D’une certaine manière, le jugement est une expression du salut. En effet, le jugement de Dieu consiste en l’établissement ou au rétablissement de la justice divine dans l’univers qu’il a créé. Autrement dit aussi, c’est la remise en harmonie de la création avec son créateur après la dévastation due à l’orgueil de l’homme. Etre sauvé, c’est bien cela : être réconcilié parfaitement avec Dieu et avec les lois qui gouvernent l’univers qu’il a créé par amour. Etre sauvé, c’est être jugé digne d’une participation totale et exclusive à la vie de Dieu. Seul Dieu sauve car seul Dieu peut créer la justice. « Un monde qui doit se créer lui-même sa justice est un monde sans espérance » (Benoît XVI – Spe Salvi 42). Heureux l’homme qui met son espoir dans le Seigneur est une béatitude qui parcourt toute l’Ecriture Sainte.

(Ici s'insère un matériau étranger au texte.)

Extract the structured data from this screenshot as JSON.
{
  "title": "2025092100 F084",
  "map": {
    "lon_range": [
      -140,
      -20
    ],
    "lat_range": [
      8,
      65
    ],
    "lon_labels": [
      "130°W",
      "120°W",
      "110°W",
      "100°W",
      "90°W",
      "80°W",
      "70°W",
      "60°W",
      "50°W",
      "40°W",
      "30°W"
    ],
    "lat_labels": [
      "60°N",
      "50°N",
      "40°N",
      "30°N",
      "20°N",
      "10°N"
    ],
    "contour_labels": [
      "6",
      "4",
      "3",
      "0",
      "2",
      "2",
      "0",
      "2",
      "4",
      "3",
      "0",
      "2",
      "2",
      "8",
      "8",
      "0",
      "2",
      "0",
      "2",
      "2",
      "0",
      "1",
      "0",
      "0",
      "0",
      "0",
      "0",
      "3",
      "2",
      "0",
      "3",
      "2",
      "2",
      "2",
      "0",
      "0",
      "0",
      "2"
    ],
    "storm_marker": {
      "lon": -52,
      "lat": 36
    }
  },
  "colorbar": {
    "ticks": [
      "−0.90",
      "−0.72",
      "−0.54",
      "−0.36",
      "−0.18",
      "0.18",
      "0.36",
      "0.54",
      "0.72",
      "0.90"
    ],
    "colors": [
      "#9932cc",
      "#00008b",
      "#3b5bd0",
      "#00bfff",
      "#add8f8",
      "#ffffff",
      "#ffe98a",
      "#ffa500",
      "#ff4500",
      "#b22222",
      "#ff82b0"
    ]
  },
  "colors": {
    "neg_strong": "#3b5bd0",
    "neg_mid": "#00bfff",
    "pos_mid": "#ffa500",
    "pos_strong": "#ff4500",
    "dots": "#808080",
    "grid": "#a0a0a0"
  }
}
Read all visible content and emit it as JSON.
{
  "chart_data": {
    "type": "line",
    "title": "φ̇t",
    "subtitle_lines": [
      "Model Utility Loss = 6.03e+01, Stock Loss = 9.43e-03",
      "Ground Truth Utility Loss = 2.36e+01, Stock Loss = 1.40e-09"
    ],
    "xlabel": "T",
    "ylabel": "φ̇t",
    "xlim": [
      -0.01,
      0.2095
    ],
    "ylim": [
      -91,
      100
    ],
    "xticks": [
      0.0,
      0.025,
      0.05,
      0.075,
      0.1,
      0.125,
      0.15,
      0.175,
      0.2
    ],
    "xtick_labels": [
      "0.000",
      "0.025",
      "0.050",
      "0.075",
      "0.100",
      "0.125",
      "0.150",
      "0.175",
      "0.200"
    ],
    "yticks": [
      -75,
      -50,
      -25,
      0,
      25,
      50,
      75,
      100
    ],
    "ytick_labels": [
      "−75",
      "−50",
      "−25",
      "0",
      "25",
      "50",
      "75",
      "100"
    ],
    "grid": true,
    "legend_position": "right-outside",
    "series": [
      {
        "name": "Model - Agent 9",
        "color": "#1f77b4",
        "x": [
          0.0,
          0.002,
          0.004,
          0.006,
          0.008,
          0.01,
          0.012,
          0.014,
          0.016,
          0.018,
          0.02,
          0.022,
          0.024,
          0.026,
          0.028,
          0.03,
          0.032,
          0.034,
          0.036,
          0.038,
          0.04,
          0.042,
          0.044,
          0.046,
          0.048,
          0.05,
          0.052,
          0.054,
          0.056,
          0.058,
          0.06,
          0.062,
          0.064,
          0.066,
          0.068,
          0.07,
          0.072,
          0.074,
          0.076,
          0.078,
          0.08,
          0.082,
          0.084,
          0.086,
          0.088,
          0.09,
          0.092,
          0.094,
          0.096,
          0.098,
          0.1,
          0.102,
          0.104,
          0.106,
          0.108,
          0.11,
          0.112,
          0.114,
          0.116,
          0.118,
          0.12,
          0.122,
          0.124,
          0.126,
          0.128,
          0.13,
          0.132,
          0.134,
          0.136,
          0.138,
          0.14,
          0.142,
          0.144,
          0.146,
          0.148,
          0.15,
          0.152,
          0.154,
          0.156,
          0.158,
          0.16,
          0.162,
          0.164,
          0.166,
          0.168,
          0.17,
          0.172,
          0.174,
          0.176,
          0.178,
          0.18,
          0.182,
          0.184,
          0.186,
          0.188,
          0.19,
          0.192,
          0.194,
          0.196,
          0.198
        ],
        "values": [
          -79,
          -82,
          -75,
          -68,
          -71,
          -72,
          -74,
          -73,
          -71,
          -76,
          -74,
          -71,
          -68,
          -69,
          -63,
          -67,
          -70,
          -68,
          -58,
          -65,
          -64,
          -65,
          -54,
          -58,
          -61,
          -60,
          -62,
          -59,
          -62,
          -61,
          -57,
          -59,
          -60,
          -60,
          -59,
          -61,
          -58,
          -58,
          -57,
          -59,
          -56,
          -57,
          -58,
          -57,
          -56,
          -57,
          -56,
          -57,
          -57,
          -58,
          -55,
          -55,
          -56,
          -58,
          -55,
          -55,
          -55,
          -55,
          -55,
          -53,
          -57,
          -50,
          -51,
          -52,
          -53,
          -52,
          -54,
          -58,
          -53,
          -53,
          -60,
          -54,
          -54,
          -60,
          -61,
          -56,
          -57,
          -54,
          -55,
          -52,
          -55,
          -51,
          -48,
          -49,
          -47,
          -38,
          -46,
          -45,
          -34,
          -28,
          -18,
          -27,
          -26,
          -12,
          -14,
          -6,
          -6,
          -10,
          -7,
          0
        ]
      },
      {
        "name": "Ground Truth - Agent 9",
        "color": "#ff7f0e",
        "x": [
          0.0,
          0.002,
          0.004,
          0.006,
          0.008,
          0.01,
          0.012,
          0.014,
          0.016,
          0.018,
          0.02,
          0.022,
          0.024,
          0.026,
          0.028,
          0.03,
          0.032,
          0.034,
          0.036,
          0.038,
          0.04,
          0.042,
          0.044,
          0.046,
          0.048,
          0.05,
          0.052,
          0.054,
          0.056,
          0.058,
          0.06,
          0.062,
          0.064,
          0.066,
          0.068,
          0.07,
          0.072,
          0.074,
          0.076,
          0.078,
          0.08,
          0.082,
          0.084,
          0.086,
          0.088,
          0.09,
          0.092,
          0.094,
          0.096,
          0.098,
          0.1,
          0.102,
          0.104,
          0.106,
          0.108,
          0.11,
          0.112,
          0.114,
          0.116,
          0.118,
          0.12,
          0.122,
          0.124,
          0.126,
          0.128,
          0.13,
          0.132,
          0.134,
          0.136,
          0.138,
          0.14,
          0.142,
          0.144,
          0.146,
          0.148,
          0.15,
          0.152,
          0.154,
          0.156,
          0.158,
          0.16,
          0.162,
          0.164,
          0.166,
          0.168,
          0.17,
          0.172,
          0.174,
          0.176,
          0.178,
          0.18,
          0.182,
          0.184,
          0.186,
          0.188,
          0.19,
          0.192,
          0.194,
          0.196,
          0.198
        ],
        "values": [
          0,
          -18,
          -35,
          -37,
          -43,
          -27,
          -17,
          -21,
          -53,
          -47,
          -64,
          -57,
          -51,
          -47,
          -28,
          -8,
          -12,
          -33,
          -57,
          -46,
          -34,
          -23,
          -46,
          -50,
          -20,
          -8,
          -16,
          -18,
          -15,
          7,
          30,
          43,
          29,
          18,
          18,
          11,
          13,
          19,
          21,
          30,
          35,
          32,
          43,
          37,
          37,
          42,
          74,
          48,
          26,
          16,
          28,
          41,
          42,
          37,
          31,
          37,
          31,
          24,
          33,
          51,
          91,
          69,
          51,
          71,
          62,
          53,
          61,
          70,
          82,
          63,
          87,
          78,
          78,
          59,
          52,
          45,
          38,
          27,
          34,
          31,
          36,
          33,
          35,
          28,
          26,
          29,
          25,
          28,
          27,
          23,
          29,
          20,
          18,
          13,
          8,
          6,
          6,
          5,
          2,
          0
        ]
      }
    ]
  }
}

Sauver est donc l’intention première et définitive de Dieu. Mais comme dit saint Augustin, « Dieu qui t’a créé sans toi ne peut te sauver sans toi ». On pourrait dire que Dieu apporte la justice mais que l’homme se juge lui-même. « Car le jugement, le voici : la lumière est venue dans le monde, et les hommes ont préféré les ténèbres à la lumière ». L’évangile de Jean développe cette théologie en insistant sur l’actualisation du jugement au cœur de l’histoire. En fait, le jugement se réalise dès le moment où le Père envoie son Fils dans le monde, non pour juger mais pour sauver. Suivant l’attitude que chacun prend à son égard, le jugement s’opère aussitôt : qui croit ne sera pas jugé, qui ne croit pas est déjà jugé parce qu’il a refusé la lumière. Le jugement est donc moins une sentence divine qu’une révélation du secret des cœurs humains. Il y a les hommes suffisants qui se vantent d’y voir clair par eux-mêmes et à l’inverse, ceux qui se laissent guérir les yeux par Jésus pour connaitre la vraie Lumière. Le jugement final ne fera que manifester au grand jour ce clivage opéré dès maintenant dans le secret des cœurs.

A nous de regarder vers le Christ, lui qui a accepté un jugement inique et une condamnation ignoble pour qu’une fois élevé de terre, il attire à lui tous les hommes (Jean 12,32). Car il n’y a pas sous le ciel d’autre nom que le nom de Jésus par lequel nous devions être sauvés (Actes 4, 10-12).